The deal is reminiscent of the contract D.J. Williams agreed to with the Bears. He is actually being paid game to game this year.

The contract also reflects the new reality in the NFL. Players are having a hard time getting the money and the security they want this offseason. Jack Betcha at The National Football Post does a good job of explaining the situation as he tees off on the agents for these players for building unrealistic expectations.

“[T]here is still an unusual amount of high quality free agents on the street and it’s not always the fault of the system, the teams, the CBA or the player that they haven’t been signed and paid to date. Occasionally the agent is to blame and here is why:

“Agents can be guilty of overpricing the player to the marketplace. Before a client hits the free agent market it’s vitally important for agents to do their research for 10 months leading up to the beginning of free agency. It’s important to establish a value for your client and his position based on what the market will bare. Talking with GMs, pro personnel directors, the NFLPA research department and team salary cap managers can accomplish this.”

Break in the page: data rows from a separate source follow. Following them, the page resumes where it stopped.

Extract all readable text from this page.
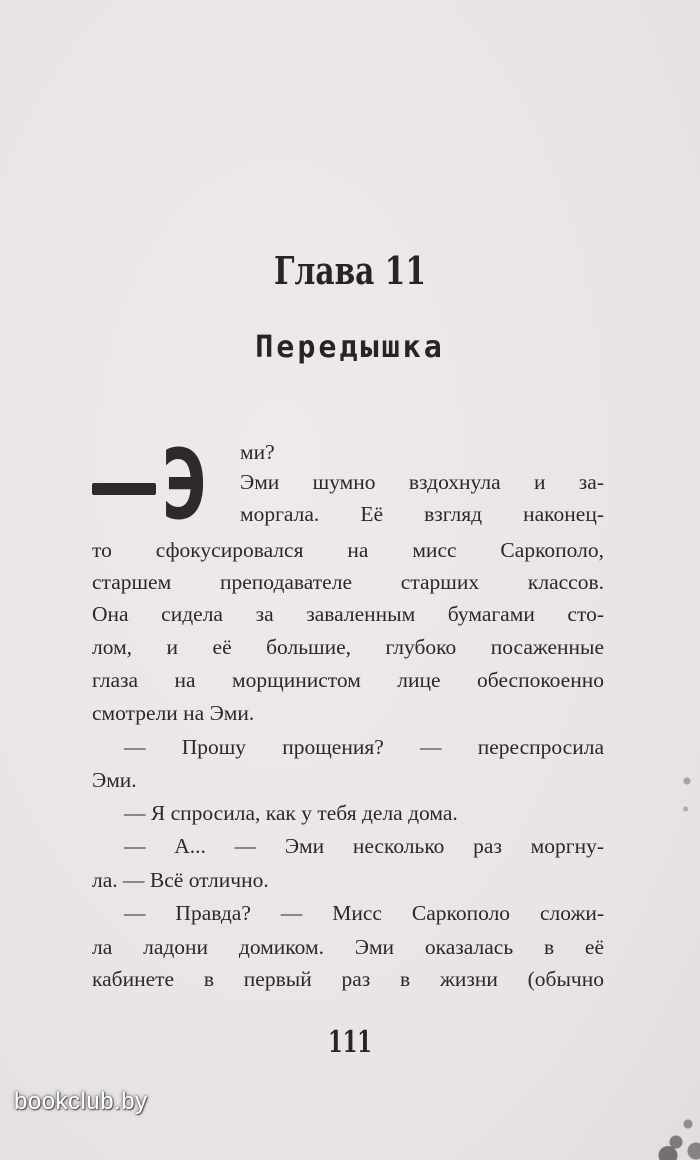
Глава 11
Передышка
Э ми?
Эми шумно вздохнула и за-
моргала. Её взгляд наконец-
то сфокусировался на мисс Саркополо,
старшем преподавателе старших классов.
Она сидела за заваленным бумагами сто-
лом, и её большие, глубоко посаженные
глаза на морщинистом лице обеспокоенно
смотрели на Эми.
— Прошу прощения? — переспросила
Эми.
— Я спросила, как у тебя дела дома.
— А... — Эми несколько раз моргну-
ла. — Всё отлично.
— Правда? — Мисс Саркополо сложи-
ла ладони домиком. Эми оказалась в её
кабинете в первый раз в жизни (обычно
111
bookclub.by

“This year was an interesting year in free agency because the two prior years (non-capped year included) were complete anomalies. They didn’t provide us with the best of comps going into this year. Additionally, there was only a modest increase in the cap, which was practically flat. With the addition of ten new GM’s over the last two years (who historically don’t make huge free agency signings), and cheaper draft choices under the new CBA, it was a perfect recipe for a soft free agent market in 2013 (as I predicted here).

“For those agents who were looking to hit it big this year, they may have missed the boat and did a huge disservice to their client.”

The Bears saw this problem last year with Olin Kreutz and now this year with Brian Urlacher. Whether its the agents or the players, both got greedy. The Bears offered more than they were worth on the open market. Instead of being grateful, both tried to get more from an organization the never overpays. It hard to say exactly where the blame lies but if their agents didn’t make them aware of the realities of the situation before hand, they are largely to blame.

In any case, I keep hearing that there are growing complaints amongst the players, the agents and the NFLPA about collusion. They probably aren’t willing to go public yet because they want to see what the market is like for veteran players after the draft when teams that haven’t filled needs go shopping again.

But I’ll be very surprised if it turns out that there’s any such thing going on. Much more likely, these entities only have themselves to blame for their problems in the market.